A história da data tem origem com a Revolta do Ferro’s Bar, que ocorreu em 19 de agosto de 1983. Durante a década de 1980 em São Paulo existia o Grupo de Ação Lésbica Feminista (1979 – 1989), o GALF, protagonista do evento que marca no Brasil o dia do Orgulho Lésbico. No ano de 1983 na cidade de São Paulo um grupo de mulheres lésbicas protagonizaram essa mobilização que ficou conhecida como o “pequeno Stonewall brasileiro”, descrição dada pelo Jornal O Lampião da Esquina. O episódio desencadeado pelas agressões que as ativistas do GALF sofriam quando iam vender o boletim que elas editavam o Chana com Chana, para os donos do Ferro’s Bar. As lésbicas só eram aceitas em seu estabelecimento enquanto clientes que consumiam, porém inadmissíveis quando se mobilizavam  e debatiam politicamente. Então, como resposta a estas agressões, elas organizaram um happening levando centenas de pessoas a comparecerem no Ferro’s Bar.

O GALF e o Chana com Chana são uma importante parte da história do movimento LGBTIA+ do Brasil, bem como são importantes para o debate da redemocratização no país. Haja visto que estiveram conjuntamente em diversas mobilizações de luta contra o regime militar, somando forças com o movimento negro, feminista, estudantil e sindical, como o 1o de maio de 1980 no ABC, a passeata contra violência policial no Teatro Municipal de São Paulo e o engajamento nas eleições para a Assembleia Nacional Constituinte em 1987. Para as lésbicas do GALF uma democracia só estaria de fato completa quando não existissem as amarras do machismo, racismo e da heterossexualidade compulsória.

Passados 37 anos da Revolta do Ferro’s Bar precisamos recuperar esta importante memória e tirarmos algumas reflexões. A primeira é a necessidade de lutarmos contra a política autoritária e repressiva, no caso elas lutavam pelo fim da ditadura civil-militar (1964 – 1985), regime que aperfeiçoou as fórmulas de controle político, social e sexual. E nós hoje nos empenhamos na luta contra o governo Bolsonaro que tem nítidas intenções autoritárias e antidemocráticas, e dentre a sua extensa lista de inimigas/os estão as LGBTIA+. Por isso é necessário que a gente engaje na luta contra o projeto neofascista, que tem como seus principais alvos tudo que foge da configuração de “cidadão de bem”, branco, heterossexual e cisgênero. 

Nos anos de 1980 os movimentos LGBTIA+ se unificaram com os movimentos negros para denunciar a violência policial, a passeata em frente ao teatro Municipal de São Paulo em 13 de junho de 1980 é fruto dessa denúncia.
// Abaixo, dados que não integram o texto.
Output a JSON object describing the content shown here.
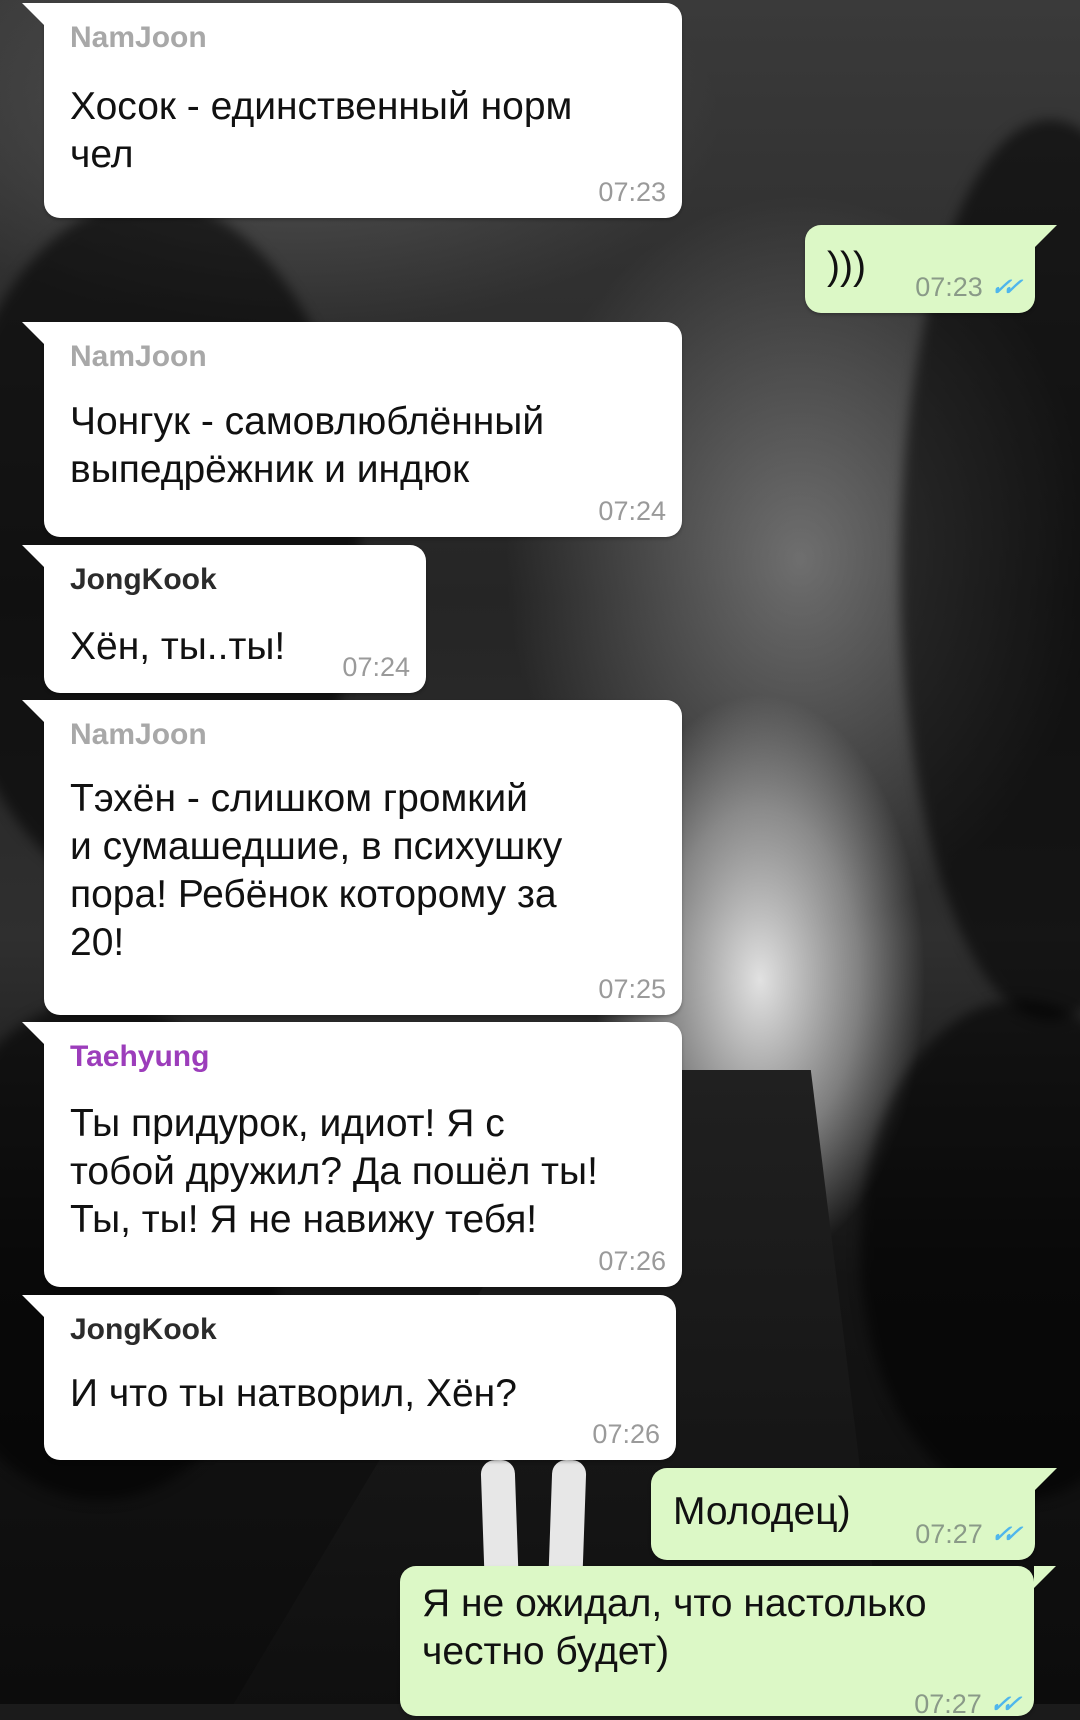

Hoje no Brasil temos a polícia mais letal do mundo, que ceifam vidas com números idênticos a de uma guerra, que nas periferias tem assassinado sem distinção de gênero, sexualidade e idade, como é o caso de Luana Barbosa e de tantas outras as quais ainda lutamos por justiça. Por isso devemos nos colocar conjuntamente com os movimentos antirracistas lutando contra o genocídio da população negra e periférica, pela desmilitarização da polícia.
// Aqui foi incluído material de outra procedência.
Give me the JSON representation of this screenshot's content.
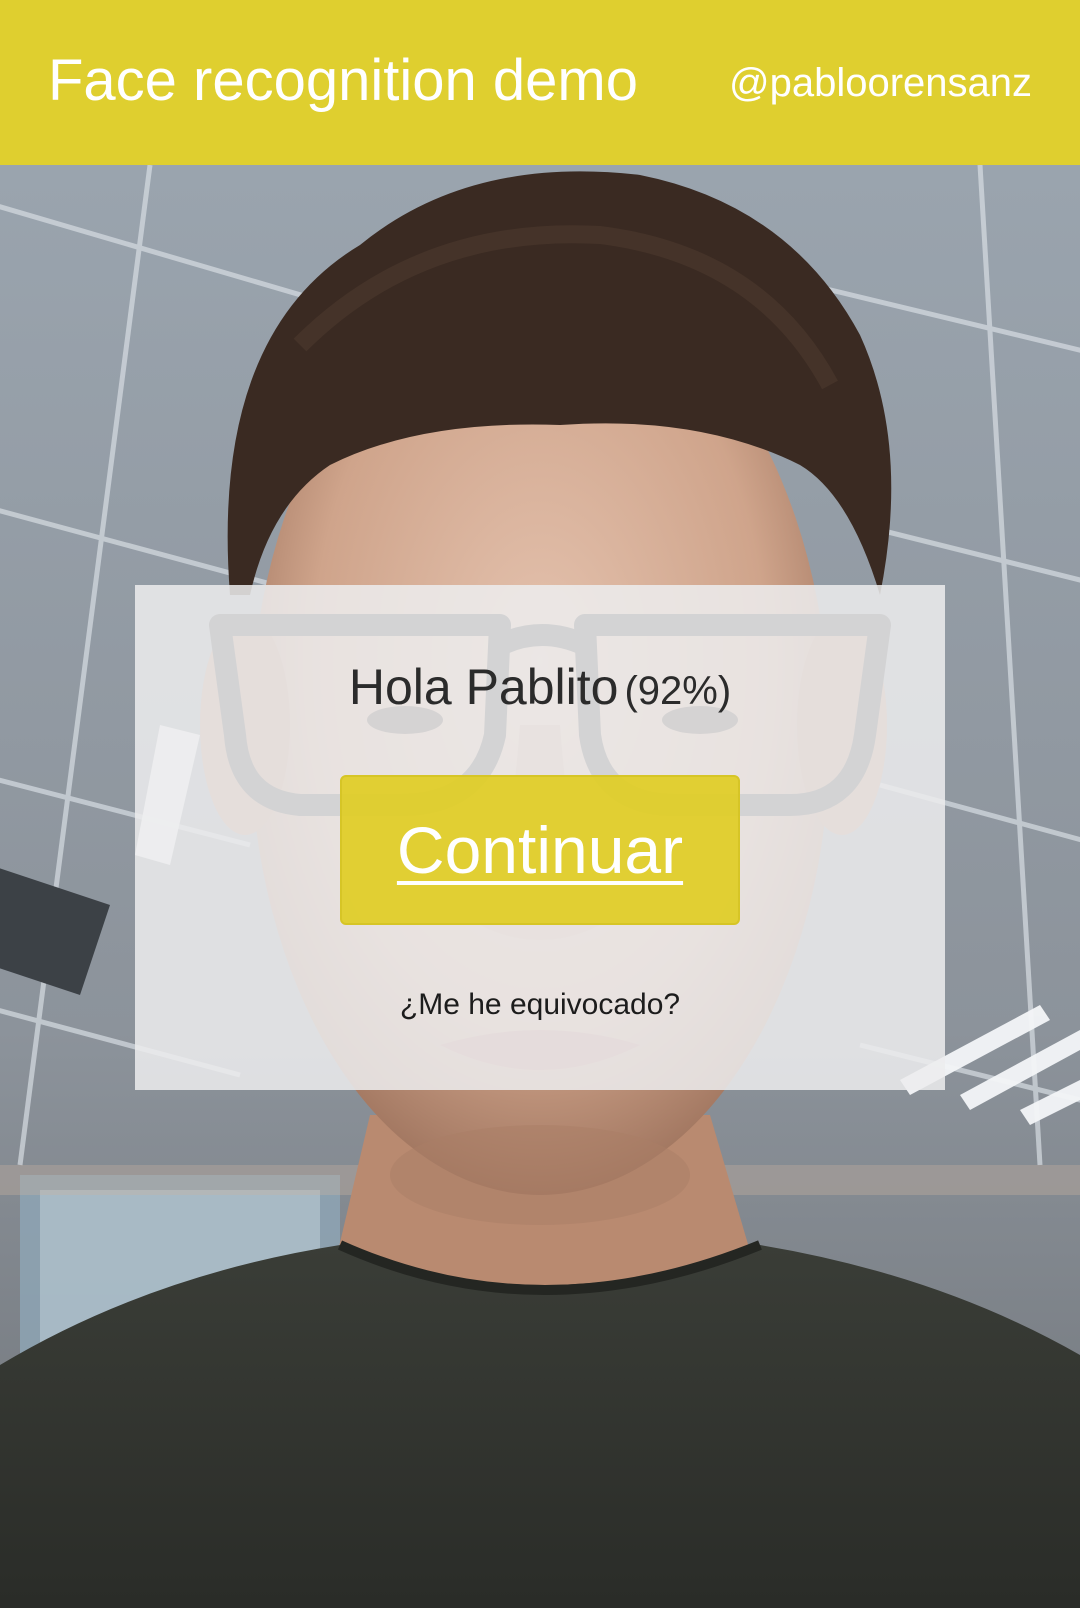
{
  "header": {
    "title": "Face recognition demo",
    "author": "@pabloorensanz"
  },
  "camera": {
    "description_icon": "camera-feed-photo"
  },
  "result": {
    "greeting": "Hola Pablito",
    "confidence": "(92%)",
    "continue_label": "Continuar",
    "mistake_label": "¿Me he equivocado?"
  },
  "colors": {
    "header_background": "#dfcf2f",
    "button_background": "#dfcd24",
    "header_text": "#ffffff",
    "card_background": "#ececee"
  }
}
Outro legado importante deixado por elas é a importância de construir uma luta conjunta com os setores oprimidos da sociedade, compreendendo as especificidades, mas sabendo que a união destes segmentos é potência para se apontar para a transformação. O GALF entendia que era necessário superar o gueto e para isso construía pontes de diálogos com diversos movimentos  – feminista, homossexual, negro, estudantil, ambiental etc – isso para englobar uma luta em defesa de seus direitos sociais e democráticos. Temos que combater a dispersão entre aquelas/es que estão na mesma trincheira nós, como diz o bordão: “devemos ser diversas, não dispersas”! Afinal todas as faces dos nossos inimigos se concentram unificadas no sistema capitalista, portanto para nós hoje é fundamental darmos um passo à frente e entender que a luta anticapitalista é estratégica para podermos desmantelar o que sustenta as opressões existentes.

Nós lésbicas existimos e resistimos através de nossa memórias das que nos antecederam e não abaixaram a cabeça para o que o patriarcado impõe. Recuperar esta memória das mulheres lésbicas e importante para nossa autoafirmação enquanto sujeitas políticas, para podermos aprender com as lições do passado e avançarmos em nossas tarefas e lutas.  Que nesse dia a gente se encha de orgulho da nossa (r)existência e, também, que nos dê ânimo para os desafios e lutas que estão colocados.